When Zack Novak returned from the Michigan basketball team’s trip to Europe this summer, he was confident in one thing:

The Wolverines were going to make the NCAA Tournament.

Safe to say, Novak was one of the few who could say that with a straight face. His own mother couldn’t even certify her son’s pipe dream.

“I thought you were stupid,” she told him the other day, when the two spoke on the phone.

“No one thought (we would make it),” Novak admitted after the Wolverines’ Selection Show gathering at Crisler Arena on Sunday.

But the thing that’s different about this team, the one thing that no one could deny all season — from the Wolverines’ bevy of devastating losses to its sweep of Michigan State — is that this team has heart.

That fact was never more obvious than when Michigan’s name was called in the No. 8 seed of the West bracket.

The whole of Crisler Arena burst like a maize and blue fireworks show, as players leapt out of their seats with the same look of disbelief that most fans wore all season. The team that wouldn’t win, couldn’t win, had won.

It’s a theme that’s been missing from Michigan sports the last few years. It’s something that you could see written all over Novak’s face as his grin went ear to ear for the rest of the bracket selection.

I’ve written plenty the last year or so in this column about how Michigan sports (read: mostly football) have underachieved, missed out on opportunities and generally just not carried themselves as Michigan teams should.

I don’t need to tell you that the football team gave up at times this year — the lack of execution speaks for itself. And it took me until last night, watching the faces of a young, inexperienced squad of Michigan athletes, to understand why this basketball team was so different from the past three football teams.

This team has heart. And a hell of a lot of it.

It also has a coach that its players and fans can trust, through thick or thin.

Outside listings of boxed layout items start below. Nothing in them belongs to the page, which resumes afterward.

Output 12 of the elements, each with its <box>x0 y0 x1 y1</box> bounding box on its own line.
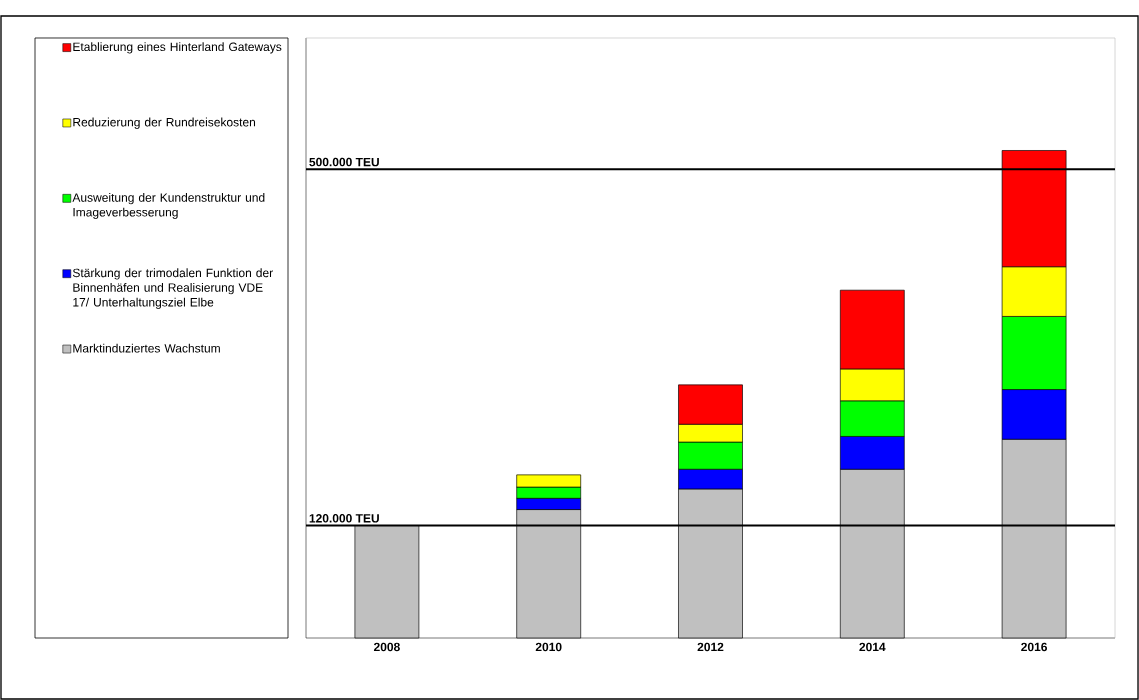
x-tick-label: 2012 <box>697 642 724 652</box>
x-tick-label: 2010 <box>535 642 562 652</box>
ref-line-label: 500.000 TEU <box>309 157 379 167</box>
legend-label: Stärkung der trimodalen Funktion der Binnenhäfen und Realisierung VDE 17/ Unterhaltungsziel Elbe <box>72 268 273 309</box>
legend-label: Marktinduziertes Wachstum <box>73 343 220 353</box>
legend-label: Ausweitung der Kundenstruktur und Imageverbesserung <box>72 192 265 219</box>
x-tick-label: 2016 <box>1021 642 1047 652</box>
legend-label: Reduzierung der Rundreisekosten <box>73 117 256 129</box>
legend-label: Etablierung eines Hinterland Gateways <box>73 42 282 54</box>
x-tick-label: 2008 <box>373 642 400 652</box>
ref-line-label: 120.000 TEU <box>309 514 379 523</box>
x-tick-label: 2014 <box>859 642 886 652</box>
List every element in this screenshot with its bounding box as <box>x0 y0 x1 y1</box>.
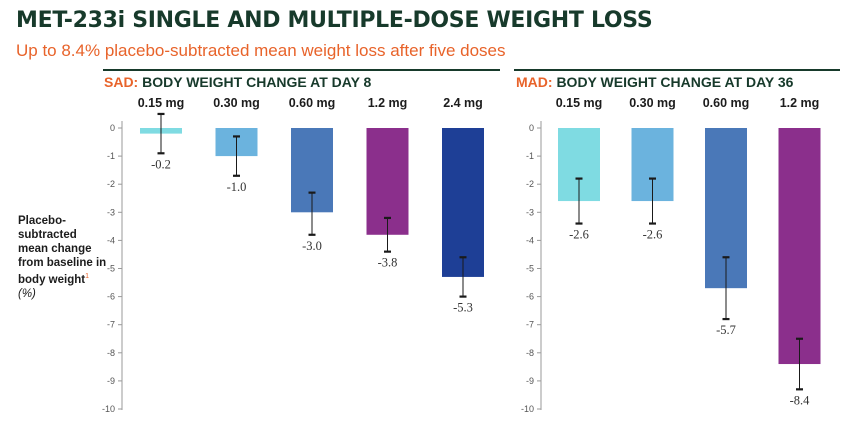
sad-y-tick-label: 0 <box>110 123 115 133</box>
mad-y-tick-label: 0 <box>529 123 534 133</box>
mad-y-tick-label: -7 <box>526 320 534 330</box>
sad-y-tick-label: -2 <box>107 179 115 189</box>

“(This team) wasn’t going to win on experience,” Michigan Athletic Director Dave Brandon said as the pandemonium died down inside Crisler Arena. “It wasn’t going to win because it played an easy schedule in an easy conference. This was all about heart — and great coaching.”

Michigan sports teams are supposed to have both of those at all times. They’re supposed to overachieve, shock and intimidate — that’s what makes the alumni and fan network so vast and the list of wins so long.

That’s why underachieving coaches get fired after three seasons. That’s why new coaches are hired who can unite first and win soon after.

It’s a winning formula that has been written in pen through all the NCAA history books in maize and blue. You don’t become the winningest program in college football history without that formula. Or a softball powerhouse. Or an Olympic swimming legend. Or even the best water polo program in the East.

It’s what makes much of the remainder of the country despise Michigan fans. It’s why the rest of the country hated the Fab Five. Fans and students have all heard people mock the concept of “The Michigan Difference” — the idea that Michigan is a notch above the rest, especially when it comes to sports.

And it’s that formula that made “The Michigan Difference.” It’s that formula that won the 1989 National Championship when the Wolverines weren’t supposed to. It’s that formula that put Novak on his feet to a raucous Crisler Arena crowd, all watching CBS’s Selection Sunday coverage.

Novak knew the formula before he got off the plane this summer from Europe. And it was clear as the season unfolded that the rest of his team learned it — and fast.

The question is whether the rest of the Michigan sports landscape can learn the same thing from a young, ragtag group of players whose heart was stronger than a nation full of doubts.